Inspiration

I was learning guitar and couldn’t see what my fretting hand was doing. My wrist was off, my thumb crept over the neck, and I kept muting the high E. I wanted a coach that could watch and call out the mistake. Nothing did.

LLMs can teach theory, but they don’t see technique. That’s the trap with physical skills: you can’t catch your own form errors. Coaching is expensive, and video without expert eyes doesn’t help much. So we built Morphi to give biomechanical feedback to anyone.

What it does

Record five seconds of your swing, serve, or routine. Morphi finds the breakdown, pauses on it, overlays your skeleton, and draws the angles to fix. A voice coach explains what happened. You get a form score, track progress over time, and you can pick from different coach personalities (strict, supportive, concise) to match your learning style.

Flowchart Link

mermaid link

How we built it

The React Native app handles recording and playback.
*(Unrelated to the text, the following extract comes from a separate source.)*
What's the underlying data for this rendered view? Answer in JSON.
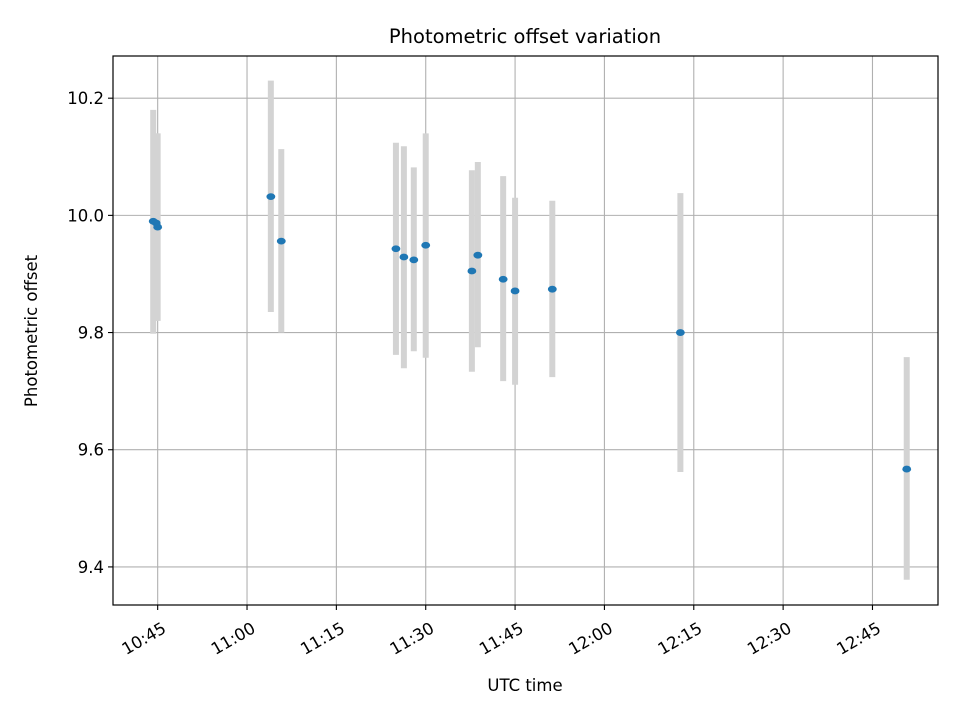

We run YOLO26x-Pose on Modal’s serverless H200 GPUs to extract keypoints, then feed frames into Motion Coach (our fine-tuned Qwen3-VL-32B). Motion Coach returns structured feedback with timestamps and correction vectors. ElevenLabs generates the voice. The frontend renders overlays with react-native-svg.
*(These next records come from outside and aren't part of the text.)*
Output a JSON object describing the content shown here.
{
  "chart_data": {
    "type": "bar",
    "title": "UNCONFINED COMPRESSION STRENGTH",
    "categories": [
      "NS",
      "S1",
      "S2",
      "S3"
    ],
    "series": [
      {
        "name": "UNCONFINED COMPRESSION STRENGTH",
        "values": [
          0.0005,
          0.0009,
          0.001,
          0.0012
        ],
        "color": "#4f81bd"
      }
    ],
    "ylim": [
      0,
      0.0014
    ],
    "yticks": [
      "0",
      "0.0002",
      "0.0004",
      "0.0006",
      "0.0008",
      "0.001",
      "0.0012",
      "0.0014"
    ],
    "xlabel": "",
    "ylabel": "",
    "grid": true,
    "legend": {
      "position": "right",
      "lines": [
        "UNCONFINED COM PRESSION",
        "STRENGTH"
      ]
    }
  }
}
Training used 2,300 sports and yoga images from Kaggle, filtered to single-person frames. We wanted to use Gemini 3.1 Pro for labeling, but hit rate limits, so we used Gemini Flash and distilled labels from that. We trained a LoRA adapter (rank 256) for 10 epochs on 8× H200s, then merged it into the base weights at build time so vLLM serves Motion Coach as one fused model.

LoRA: https://huggingface.co/Playbird12/motioncoach-qwen3vl-32b-lora

Challenges

We started on B200s and lost time to driver issues, so we switched to H200s and moved on. Mobile sync across video, audio, and SVG overlays was finicky. Motion Coach sometimes returned shaky coordinates, so we snapped corrections to real pose keypoints. We also replaced AI-generated scores with a deterministic formula based on error severity.

Accomplishments

We trained the LoRA end-to-end in about two hours, from data download to a deployed model. The full pipeline runs in under 60 seconds: pose extraction, Motion Coach inference, voice generation, and overlay rendering.

What we learned

Distillation was the unlock. Motion Coach got an intelligence boost and a speed boost. Pro thinking models can match or beat the results, but they often need more time to deliberate, and that latency does not fit a tight coaching loop.

More broadly, keep the model on language and use rules for geometry and scoring. vLLM beat raw HuggingFace for speed and simplicity. Serverless GPUs are ideal for hackathons.

What’s next

Real-time AR overlays without recording delay. Side-by-side comparison with pro reference videos. Multi-person tracking for team sports. A layer for coaches to share annotated sessions.